A metanalysis of clinical technique of video recall suggested that this method is most effective for families with small children; parents learn successful rearing styles from their own mistakes caught on film. This analysis also suggested that video recall is more successful with skill-learning and instruction than coping mechanisms. However, a successful use of video recall in a therapeutic session is the recording of a conversation between two family members or friends; both will measure their responses while watching, and comparing answers can yield successful results.

Video recall is also a tool that therapists use to understand their patients. The therapist will record a typical conversation either in the patient's day to day encounters or between the patient and the therapist, and the patient will narrate their understanding of the situation. This is a tool used to overcome cultural barriers.

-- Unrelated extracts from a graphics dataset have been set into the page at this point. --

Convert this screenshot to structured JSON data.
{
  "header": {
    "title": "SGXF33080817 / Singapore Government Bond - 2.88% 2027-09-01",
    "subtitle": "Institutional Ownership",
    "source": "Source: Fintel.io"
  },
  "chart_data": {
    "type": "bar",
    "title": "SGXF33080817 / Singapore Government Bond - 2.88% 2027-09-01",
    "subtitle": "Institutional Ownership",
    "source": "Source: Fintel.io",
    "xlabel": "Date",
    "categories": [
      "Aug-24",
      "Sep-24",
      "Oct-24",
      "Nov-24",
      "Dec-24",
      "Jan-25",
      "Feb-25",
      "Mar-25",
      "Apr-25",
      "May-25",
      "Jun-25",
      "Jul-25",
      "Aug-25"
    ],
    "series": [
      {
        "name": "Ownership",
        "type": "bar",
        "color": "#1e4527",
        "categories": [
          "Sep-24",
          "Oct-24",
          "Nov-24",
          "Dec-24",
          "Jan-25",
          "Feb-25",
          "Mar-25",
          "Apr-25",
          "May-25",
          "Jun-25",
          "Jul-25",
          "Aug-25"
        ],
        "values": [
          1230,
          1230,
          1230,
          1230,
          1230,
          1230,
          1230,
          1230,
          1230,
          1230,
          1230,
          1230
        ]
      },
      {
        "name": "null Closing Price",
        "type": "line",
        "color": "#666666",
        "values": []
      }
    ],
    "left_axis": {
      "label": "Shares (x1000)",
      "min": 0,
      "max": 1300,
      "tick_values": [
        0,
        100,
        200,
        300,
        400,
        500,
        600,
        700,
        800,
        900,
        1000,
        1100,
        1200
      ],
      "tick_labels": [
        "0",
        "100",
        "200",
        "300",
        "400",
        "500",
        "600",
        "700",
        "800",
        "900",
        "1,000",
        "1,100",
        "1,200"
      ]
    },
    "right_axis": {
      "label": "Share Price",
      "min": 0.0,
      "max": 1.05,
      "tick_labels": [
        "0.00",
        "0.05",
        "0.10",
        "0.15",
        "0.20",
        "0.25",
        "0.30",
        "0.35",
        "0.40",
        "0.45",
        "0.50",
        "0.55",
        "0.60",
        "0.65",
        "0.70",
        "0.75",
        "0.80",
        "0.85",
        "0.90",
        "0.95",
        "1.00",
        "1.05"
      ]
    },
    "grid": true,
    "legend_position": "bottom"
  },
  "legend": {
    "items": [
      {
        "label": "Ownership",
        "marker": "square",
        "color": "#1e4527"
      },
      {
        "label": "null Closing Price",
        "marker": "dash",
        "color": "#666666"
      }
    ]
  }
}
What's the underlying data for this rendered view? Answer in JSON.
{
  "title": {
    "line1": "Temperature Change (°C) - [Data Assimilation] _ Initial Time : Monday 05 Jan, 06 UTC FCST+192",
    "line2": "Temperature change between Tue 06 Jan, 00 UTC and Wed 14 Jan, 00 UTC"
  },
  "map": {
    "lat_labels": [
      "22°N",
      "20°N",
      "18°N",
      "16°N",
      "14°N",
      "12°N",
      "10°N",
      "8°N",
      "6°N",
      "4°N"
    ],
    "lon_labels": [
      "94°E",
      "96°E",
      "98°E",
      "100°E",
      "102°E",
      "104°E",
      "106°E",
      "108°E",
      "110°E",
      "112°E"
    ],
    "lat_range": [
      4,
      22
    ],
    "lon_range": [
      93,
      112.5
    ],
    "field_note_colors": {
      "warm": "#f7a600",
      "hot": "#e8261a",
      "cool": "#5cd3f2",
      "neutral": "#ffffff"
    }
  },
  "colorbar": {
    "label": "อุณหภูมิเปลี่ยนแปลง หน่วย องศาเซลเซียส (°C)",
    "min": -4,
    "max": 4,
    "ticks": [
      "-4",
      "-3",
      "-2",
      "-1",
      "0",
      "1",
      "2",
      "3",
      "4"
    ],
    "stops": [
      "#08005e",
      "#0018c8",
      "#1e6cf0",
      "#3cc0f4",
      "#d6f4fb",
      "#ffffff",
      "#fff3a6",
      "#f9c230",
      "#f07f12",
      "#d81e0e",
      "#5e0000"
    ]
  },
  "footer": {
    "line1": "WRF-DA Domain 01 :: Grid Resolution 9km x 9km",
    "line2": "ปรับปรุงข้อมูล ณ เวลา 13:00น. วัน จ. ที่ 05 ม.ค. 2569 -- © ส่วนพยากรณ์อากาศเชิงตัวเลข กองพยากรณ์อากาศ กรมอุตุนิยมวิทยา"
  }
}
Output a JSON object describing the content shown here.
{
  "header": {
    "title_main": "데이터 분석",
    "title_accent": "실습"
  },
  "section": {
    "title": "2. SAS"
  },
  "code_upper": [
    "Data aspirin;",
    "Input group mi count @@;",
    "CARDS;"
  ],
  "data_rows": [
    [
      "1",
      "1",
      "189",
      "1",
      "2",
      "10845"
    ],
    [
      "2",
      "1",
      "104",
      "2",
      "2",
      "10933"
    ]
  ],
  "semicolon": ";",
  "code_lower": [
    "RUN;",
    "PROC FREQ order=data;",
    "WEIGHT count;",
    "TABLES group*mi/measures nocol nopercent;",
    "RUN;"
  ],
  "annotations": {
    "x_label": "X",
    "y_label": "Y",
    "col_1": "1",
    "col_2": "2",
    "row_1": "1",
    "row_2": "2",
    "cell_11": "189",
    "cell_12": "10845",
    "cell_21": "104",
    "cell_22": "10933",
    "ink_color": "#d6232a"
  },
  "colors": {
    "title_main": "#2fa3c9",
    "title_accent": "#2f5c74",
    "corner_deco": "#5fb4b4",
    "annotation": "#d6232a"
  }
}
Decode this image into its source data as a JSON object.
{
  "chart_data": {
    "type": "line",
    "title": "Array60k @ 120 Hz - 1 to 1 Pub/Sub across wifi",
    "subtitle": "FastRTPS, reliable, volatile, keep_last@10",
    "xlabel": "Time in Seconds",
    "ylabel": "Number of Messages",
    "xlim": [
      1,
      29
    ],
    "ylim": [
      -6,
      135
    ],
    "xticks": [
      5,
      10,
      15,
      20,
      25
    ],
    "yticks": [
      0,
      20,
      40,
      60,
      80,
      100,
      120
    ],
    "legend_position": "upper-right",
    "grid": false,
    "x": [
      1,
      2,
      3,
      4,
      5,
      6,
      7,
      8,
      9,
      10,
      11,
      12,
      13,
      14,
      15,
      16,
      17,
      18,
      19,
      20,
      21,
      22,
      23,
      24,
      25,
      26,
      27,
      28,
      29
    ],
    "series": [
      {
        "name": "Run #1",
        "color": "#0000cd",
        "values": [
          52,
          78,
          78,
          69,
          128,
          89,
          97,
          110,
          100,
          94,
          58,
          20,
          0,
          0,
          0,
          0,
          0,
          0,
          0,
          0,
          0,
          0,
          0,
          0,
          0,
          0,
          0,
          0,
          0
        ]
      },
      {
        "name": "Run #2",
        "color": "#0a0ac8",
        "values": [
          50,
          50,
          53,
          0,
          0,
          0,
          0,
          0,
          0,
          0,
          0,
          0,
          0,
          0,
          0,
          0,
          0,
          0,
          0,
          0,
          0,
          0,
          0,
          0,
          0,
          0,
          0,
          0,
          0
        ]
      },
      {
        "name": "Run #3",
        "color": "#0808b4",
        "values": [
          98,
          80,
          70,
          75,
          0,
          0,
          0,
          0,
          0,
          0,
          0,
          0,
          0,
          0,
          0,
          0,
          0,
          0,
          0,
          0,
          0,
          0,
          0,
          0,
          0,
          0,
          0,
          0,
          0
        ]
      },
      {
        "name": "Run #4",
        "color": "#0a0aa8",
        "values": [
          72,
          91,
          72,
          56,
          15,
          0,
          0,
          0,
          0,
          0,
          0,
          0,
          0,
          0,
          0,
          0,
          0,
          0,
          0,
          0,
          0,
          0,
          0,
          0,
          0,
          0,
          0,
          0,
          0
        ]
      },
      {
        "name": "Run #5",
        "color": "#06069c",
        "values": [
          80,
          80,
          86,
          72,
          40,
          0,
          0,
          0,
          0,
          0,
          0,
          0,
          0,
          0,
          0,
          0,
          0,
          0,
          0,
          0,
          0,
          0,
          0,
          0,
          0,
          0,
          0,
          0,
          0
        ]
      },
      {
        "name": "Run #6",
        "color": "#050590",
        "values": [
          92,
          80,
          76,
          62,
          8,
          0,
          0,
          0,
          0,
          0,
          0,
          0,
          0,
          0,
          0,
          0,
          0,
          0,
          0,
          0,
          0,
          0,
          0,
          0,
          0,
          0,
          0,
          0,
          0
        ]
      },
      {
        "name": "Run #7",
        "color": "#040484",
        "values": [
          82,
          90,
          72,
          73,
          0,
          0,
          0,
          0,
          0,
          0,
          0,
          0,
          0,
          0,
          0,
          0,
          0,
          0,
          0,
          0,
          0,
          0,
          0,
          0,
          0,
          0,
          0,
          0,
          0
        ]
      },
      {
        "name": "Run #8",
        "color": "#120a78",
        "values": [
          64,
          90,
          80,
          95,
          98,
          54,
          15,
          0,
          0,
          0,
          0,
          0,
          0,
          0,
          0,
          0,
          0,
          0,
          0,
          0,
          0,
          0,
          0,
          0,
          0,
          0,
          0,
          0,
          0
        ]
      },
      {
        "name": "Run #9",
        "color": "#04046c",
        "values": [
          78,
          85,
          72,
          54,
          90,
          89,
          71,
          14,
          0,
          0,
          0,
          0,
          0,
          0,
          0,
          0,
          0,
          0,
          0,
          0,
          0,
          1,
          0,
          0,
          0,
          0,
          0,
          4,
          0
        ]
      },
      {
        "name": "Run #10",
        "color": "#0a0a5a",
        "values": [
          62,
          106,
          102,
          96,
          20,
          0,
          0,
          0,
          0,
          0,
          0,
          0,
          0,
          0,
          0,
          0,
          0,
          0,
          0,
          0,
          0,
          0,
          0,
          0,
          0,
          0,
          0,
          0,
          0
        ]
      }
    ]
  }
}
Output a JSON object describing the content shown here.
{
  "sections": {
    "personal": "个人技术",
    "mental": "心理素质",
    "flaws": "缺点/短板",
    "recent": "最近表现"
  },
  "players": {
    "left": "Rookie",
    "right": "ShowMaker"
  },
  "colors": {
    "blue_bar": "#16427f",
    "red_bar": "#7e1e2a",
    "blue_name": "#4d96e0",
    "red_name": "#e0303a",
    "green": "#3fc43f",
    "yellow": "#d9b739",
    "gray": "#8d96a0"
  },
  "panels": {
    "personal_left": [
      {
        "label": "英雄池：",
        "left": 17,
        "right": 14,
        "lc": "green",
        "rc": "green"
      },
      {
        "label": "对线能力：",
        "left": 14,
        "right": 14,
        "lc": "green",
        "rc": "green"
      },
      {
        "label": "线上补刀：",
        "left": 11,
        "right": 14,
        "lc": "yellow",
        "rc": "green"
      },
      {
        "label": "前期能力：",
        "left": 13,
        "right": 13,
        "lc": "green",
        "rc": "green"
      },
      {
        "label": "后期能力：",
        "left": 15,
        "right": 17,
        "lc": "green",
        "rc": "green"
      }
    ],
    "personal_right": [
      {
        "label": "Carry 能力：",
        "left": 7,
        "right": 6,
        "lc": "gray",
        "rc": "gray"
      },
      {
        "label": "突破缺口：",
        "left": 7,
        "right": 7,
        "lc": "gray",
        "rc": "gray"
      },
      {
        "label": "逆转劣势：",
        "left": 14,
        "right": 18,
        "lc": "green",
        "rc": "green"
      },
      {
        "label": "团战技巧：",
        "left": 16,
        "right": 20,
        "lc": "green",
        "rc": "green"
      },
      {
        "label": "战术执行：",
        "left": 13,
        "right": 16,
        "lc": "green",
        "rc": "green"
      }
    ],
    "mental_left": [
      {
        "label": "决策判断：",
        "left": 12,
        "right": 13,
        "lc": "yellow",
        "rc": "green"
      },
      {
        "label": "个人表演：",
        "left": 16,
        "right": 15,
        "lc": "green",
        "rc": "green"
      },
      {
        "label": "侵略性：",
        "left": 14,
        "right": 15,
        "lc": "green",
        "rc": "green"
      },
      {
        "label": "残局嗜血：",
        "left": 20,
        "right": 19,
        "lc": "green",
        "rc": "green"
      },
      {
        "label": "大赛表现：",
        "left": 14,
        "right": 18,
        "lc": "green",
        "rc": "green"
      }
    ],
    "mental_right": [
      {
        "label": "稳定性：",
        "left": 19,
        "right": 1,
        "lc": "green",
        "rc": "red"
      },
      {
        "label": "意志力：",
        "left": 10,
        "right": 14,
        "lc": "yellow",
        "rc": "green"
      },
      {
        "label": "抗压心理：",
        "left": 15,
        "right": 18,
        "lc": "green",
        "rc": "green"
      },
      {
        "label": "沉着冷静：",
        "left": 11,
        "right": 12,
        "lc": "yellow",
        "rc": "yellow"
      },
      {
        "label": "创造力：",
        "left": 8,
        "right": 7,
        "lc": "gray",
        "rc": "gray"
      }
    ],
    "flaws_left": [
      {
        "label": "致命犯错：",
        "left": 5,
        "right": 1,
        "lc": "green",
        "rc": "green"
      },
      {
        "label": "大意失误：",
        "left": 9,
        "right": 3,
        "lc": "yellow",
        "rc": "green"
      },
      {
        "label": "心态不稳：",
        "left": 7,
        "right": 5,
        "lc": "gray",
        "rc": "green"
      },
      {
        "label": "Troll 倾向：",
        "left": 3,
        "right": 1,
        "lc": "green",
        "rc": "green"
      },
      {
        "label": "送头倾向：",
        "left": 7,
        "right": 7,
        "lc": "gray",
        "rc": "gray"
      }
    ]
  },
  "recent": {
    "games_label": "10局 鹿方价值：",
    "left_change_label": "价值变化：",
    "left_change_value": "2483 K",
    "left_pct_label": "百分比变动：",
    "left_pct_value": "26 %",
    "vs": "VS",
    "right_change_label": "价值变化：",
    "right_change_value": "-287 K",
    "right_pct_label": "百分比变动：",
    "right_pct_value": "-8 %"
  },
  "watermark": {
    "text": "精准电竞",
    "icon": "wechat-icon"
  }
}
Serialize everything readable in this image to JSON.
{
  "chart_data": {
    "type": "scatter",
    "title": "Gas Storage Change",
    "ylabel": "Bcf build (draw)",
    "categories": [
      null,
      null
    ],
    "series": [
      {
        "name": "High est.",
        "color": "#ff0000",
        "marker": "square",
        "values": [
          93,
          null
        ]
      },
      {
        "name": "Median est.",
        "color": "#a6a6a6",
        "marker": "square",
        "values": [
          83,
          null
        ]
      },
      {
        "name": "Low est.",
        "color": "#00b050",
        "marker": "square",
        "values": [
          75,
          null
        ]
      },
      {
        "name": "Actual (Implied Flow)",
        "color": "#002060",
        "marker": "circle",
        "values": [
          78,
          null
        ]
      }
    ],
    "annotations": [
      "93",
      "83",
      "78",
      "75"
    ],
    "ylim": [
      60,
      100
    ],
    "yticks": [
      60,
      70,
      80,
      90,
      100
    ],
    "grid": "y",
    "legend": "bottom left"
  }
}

===Observation and Intervention===
Observational and interventional methods of video recall are most often used in experimental measures of attribution, emotion and social interaction. Video recall is extremely useful because it can measure patterns in both everyday situations and experimental settings in a less intrusive way than a round table discussion.

Video recall can be useful in both group and individual settings. Recall can also measure changes between gender, age, and other demographic factors, as it allows for specific time-stamping: it contains both quick reactions and long-term feelings. In Welsh's 2005 study of different techniques of video recall, he cites "social constructionism, attachment theory, cognitive–behavioral theories, and symbolic interactionism as theories that are commonly measured through video recall. Much can be inferred from the relationship between cognitive processes and actual events, as it allows for more personalized coding and measurement.

==Validity==
Validity is an important aspect of video recall. It is crucial that the researcher provides clear instruction about what specific parts of the video the subject should measure. For example, if a researcher is studying attribution, they should make clear whether the subject should measure their feelings in the past or present, which perspective they should take, and when to measure certain parts. Delay can be an issue in continuous settings, as subjects may react at different times due to a number of factors. However, Gottman's 1985 study on the use of continuous technique suggested that delay may not change overall effects.

A way to ensure validity is to utilize inter and intra-rater reliability methods, including time-series analysis. This involves the use of multiple methods at a time. A commonly used method that works alongside video recall is various physiological measures, like heart rate, pulse, cortisol sampling, ACT and skin conductance This ensures that rating is consistent.